Friday, September 21st
Hilda Speicher – Albertus Magnus College
Stigmatizing Single Adults
Dr. Speicher joined the Psychology Department at Albertus Magnus College in 2003 and is the Coordinator of the Psychology Accelerated Degree Program (ADP) in the Professional and Graduate Studies (PGS) Division as well as the Coordinator of the Center for Teaching and Learning Excellence. Recently she has been working with colleagues to develop a college community garden as a vehicle for High Impact Practices (HIPs), to be connected to courses on campus, internships, and service to the local neighboring community, technically a “food desert.” Dr. Speicher’s research interests focus on intimacy. She has developed an individual differences self-report measure of intimacy capability and motivation (Speicher Trait Intimacy Capability and Intimacy Motivation; STICIM) and a projective measure using artwork of intimacy in a relationship (the Draw Your Relationship; DYR). Her research also has examined stigma connected to being single and more recently is focused on the impact of technology and social media on social relations and well-being.
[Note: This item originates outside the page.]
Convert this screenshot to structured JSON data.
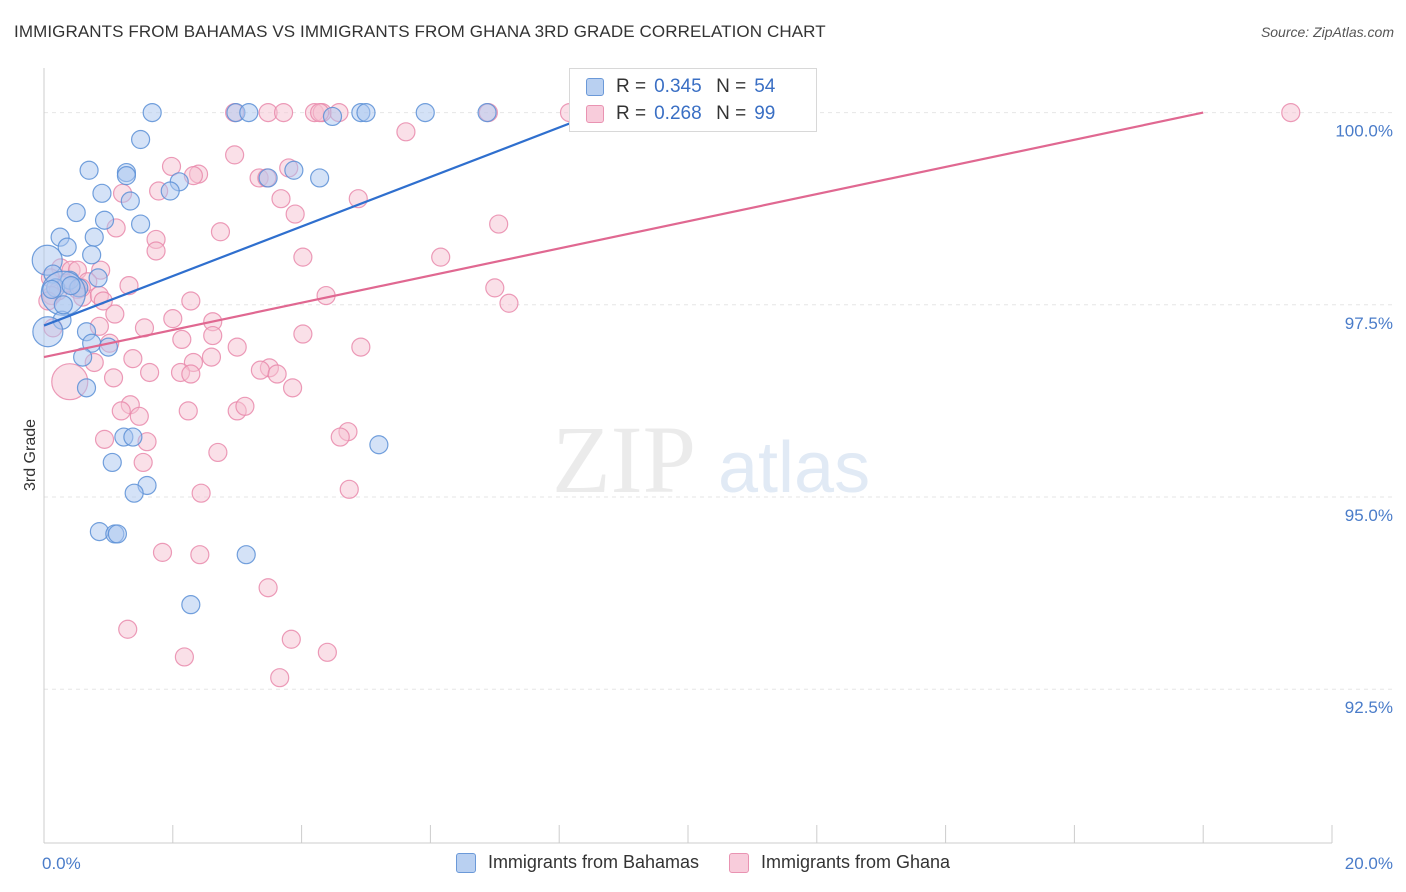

Dr. Speicher has authored and co-authored with colleagues and students nearly 40 talks and poster presentations at various professional psychology and Dominican Colloquium conferences. She has also been invited by academic institutions to speak on how to involve students in faculty research. Dr. Speicher is a native of Greenwich Village in New York City, currently residing in the New Haven, CT region. She is a nature photographer, volunteers for the Audubon Society, and is an organic gardener.